Arrivé à la bibliothèque, Isaac remarqua l’affiche de bienvenue qui disait: ouvert à ceux qui veulent découvrir un Nouveau Monde. Lorsqu’il entra, la première chose qu’il vit était une petite dame, certainement plus vieille que lui. Il l’a salua, mais n’obtint aucune réponse de sa part. Il lui demanda alors où étaient les romans et elle lui pointa une direction.

Isaac passa de longues minutes à toucher les reliures de livre et il s’arrêta brusquement sur l’un d’entre eux. Il avait la nette impression qu’il émettait d’étranges vibrations. IL le prit et le feuilleta.

Au début, il ne comprenait rien. Le livre ne contenait ni un mot ni même une illustration. Puis, il se sentit emporté par un courant chaud qui brûla sa peau et ses poumons. Par réflexe, Isaac ferma les yeux, il était étouffé par la chaleur. Lorsqu’il les ouvrit de nouveau, il voyait exactement le même monde à la différence que tout était en feu et teinté de rouge. Il voyait très bien qu’il n’était pas dans le même monde, c’était devenu l’enfer au New Hampshire. Les gens erraient dans les rues en criant leurs malheurs et c’est alors qu’il se mit à ressentir toute la douleur des gens.

Dans la tempête

Isaac continua d’avancer dans la ville à la recherche d’un endroit plus calme et sans cris ni feu. Les gens qu’ils voyaient dans la rue, en temps normal si pressé par le temps et insensibles, criaient de douleur et d’autres semblaient morts dans les rues enflammées. Il n’en pouvait plus et, pensant devenir fou, il vit au travers des flammes cette vieille bibliothécaire qui, elle, n’était pas brûlée et ne semblaient pas être atteinte par l’effet des flammes qui l’entouraient. Il hurla à l’aide, mais la dame ne fit que le même geste que plus tôt et elle lui pointa une direction qu’Isaac s’empressa de suivre en courant. Comme il l’avait vécu plus tôt, il sentit ses poumons brûlés par l’oxygène, il hurla de nouveau de toutes ses forces, non de douleur mais de peur, et puis il ferma ses yeux pour un dernier voyage d’enfer qui le ramera dans sa vraie réalité.

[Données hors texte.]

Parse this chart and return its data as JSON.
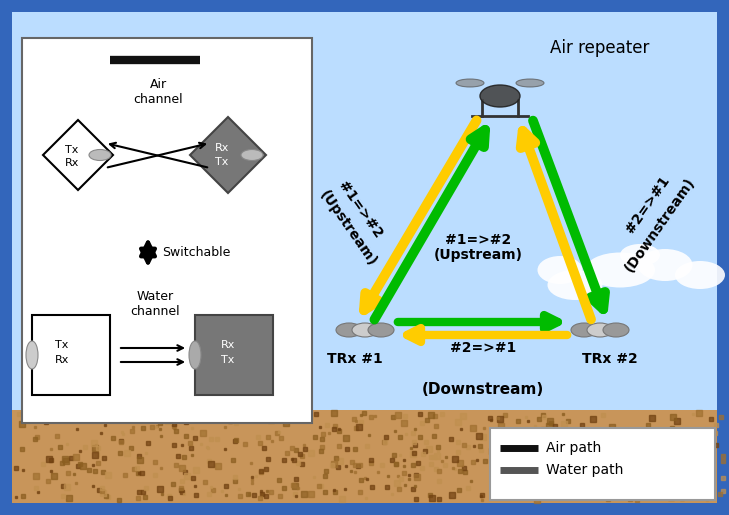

Lorsque Isaac ouvrit les yeux, rien n’avait bougé. Il était toujours dans cette bibliothèque avec ce livre rempli de pages blanches. Pourtant son cœur battait la chamade comme s’il venait de courir un marathon. Il déposa le livre brusquement avant d’aller se planter devant la vieille dame. Cette fois pourtant, elle prononça une phrase qui allait prendre tout son sens, elle lui dit : « le livre que tu as choisi te montre ce qui est caché, la plupart des gens n’y voient que du feu… »

Isaac comprit alors que ce livre horrible révélait la souffrance interne des humains, aussi méchants pouvaient-ils être. Chaque personne ne naît pas fondamentalement mauvaise, elle le devient. Il faut être allé au fond de la douleur humaine, en avoir découvert les étranges capacités, pour pouvoir saluer du même don sans limite de soi-même ce qui vaut la peine d’être vécu.

La roue qui tourne

Bizarrement, la vieille dame offrit un emploi à Isaac à la seule condition de toujours bien conseiller les clients, sans quoi comme elle le disait : « Personne n’aurait la chance d’avoir ce qui lui est dû ». Une semaine passa sans aucun problème et puis une femme entra dans la bibliothèque avec un air morose. Isaac sut tout de suite qu’elle avait besoin d’un livre particulier. Il lui pointa une direction et il la vit disparaître dans le rayon, il entendit quelques pages se tourner et puis, plus rien.